Abstract

Although recent studies have shown comparable survival outcomes between unrelated donor (URD) and sibling donor stem cell transplantation in the myeloablative transplant setting, little comparative data based on donor source is available in the setting of non-myeloablative/reduced intensity conditioning (RIC), where it is presumed that GvL effects must play a key role in long term survival. In this retrospective analysis, we compare the outcome of 111 patients receiving RIC followed by either matched sibling (n = 65) or unrelated donor (n = 46) peripheral blood stem cell (PBSC) transplantation for hematologic malignancies. All patients were deemed ineligible for myeloablative conditioning based on institutional standards for age, comorbid disease, and/or prior therapy. All sibling and 38 of 46 unrelated recipients received A, B, DR matched grafts.
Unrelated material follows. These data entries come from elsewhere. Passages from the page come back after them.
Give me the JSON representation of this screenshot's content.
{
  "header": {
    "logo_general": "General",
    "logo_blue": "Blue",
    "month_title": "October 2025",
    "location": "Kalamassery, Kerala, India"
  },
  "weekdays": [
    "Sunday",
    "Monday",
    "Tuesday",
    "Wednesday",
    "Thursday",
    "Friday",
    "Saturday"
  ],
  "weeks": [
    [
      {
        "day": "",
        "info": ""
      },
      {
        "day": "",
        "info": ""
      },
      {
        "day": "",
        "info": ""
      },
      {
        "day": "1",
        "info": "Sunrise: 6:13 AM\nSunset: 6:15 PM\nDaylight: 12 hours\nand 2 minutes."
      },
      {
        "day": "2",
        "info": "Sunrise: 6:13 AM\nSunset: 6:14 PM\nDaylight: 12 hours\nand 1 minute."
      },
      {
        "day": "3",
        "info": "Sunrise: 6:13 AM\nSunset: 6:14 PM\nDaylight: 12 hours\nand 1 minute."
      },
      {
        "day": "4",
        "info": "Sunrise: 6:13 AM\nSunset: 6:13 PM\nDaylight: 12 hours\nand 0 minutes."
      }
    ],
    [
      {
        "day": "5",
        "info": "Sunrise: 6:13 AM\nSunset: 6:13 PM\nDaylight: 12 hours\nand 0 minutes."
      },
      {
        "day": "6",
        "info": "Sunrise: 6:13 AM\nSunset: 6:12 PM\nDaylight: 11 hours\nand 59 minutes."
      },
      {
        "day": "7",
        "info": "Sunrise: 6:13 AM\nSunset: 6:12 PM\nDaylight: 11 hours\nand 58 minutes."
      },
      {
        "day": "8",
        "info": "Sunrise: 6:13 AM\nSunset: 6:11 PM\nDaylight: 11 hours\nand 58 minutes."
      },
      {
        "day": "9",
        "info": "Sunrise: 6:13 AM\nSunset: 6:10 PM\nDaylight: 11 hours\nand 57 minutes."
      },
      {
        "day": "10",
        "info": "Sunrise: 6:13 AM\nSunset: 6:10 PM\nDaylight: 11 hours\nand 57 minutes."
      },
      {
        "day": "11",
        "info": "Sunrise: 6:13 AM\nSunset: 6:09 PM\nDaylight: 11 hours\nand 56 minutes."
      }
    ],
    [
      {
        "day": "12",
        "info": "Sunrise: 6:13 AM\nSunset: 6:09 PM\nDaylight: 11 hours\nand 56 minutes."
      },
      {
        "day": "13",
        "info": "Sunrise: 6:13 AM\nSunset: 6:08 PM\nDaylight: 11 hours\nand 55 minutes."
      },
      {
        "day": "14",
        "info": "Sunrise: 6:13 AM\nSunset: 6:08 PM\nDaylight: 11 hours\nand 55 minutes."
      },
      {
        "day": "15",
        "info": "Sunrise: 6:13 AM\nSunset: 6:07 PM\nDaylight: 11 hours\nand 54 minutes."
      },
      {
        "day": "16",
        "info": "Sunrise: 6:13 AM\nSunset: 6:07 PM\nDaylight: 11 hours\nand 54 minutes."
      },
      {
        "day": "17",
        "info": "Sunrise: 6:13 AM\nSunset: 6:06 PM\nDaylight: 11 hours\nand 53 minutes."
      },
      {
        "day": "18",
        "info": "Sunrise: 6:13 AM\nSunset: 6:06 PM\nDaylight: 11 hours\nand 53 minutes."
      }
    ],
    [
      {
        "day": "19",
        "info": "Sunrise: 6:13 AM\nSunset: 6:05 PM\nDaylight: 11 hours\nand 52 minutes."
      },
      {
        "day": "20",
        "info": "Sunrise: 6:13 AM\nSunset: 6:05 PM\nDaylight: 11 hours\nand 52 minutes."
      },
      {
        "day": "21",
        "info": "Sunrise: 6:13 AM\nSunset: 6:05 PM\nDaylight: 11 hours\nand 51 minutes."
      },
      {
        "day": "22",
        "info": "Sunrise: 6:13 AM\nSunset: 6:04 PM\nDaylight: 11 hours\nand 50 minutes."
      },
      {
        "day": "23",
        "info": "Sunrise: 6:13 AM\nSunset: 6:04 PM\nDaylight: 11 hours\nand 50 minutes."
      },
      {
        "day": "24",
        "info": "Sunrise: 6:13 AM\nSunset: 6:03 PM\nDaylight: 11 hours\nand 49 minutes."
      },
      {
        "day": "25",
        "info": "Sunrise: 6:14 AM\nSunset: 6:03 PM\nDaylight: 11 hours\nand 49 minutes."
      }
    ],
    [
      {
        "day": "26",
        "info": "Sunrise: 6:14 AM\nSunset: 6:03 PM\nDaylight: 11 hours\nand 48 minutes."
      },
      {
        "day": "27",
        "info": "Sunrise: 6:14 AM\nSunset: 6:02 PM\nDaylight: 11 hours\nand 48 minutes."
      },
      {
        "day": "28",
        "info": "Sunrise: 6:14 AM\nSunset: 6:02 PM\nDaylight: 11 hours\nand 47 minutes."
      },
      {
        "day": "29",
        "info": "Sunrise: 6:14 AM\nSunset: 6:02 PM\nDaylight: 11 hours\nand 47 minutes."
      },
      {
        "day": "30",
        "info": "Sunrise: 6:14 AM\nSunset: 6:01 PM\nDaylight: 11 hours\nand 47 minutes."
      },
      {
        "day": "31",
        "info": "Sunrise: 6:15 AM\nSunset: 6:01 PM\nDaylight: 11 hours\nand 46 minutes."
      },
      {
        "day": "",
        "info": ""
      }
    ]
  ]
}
The median recipient age in both cohorts was identical; sibling 52 y (range 12–75 y) and unrelated 52 y (range 29–69 y). Conditioning regimens were primarily fludarabine/cytoxan-based in both cohorts, with URD recipients skewed toward the addition of Alemtuzumab pre-transplant (69% URD vs 25% sib), and the use of TBI 200 for 21/23 myeloma pts. The distribution of diagnoses was similar between both cohorts in patients with lymphoid malignancies (NHL, HD, CLL n = 66) 34 sib vs 32 URD, and leukemia/MDS (n = 22), 10 sib vs 12 URD; the diagnosis of myeloma (n = 23) was skewed toward sibling donors (21 vs 2 URD). Kaplan-Meier estimate of overall survival (OS) for all patients at 2 years was 31%. At a median f/u of 43 weeks in both cohorts, overall survival was nearly identical (57% sibs; 55% URD). Of note, there was no statistically significant difference in 2 year OS between sibling and URD recipients (p = 0.25), nor was there a difference in K-M estimates of OS between sibling and URD recipients when patients with lymphoid and myeloid disease were analyzed separately. Among expired patients, there was no difference in the incidence of disease-related (26/42 sibs vs 18/32 URD) or treatment-related [organ failure, infection and GvHD] (16/42 sibs vs 14/32 URD) causes of death. Furthermore, a statistically significant higher proportion of GvHD-related death among URD patients was not seen. These data support the pursuit of unrelated donors for RIC transplantation as an alternative to sibling donors without compromising overall survival.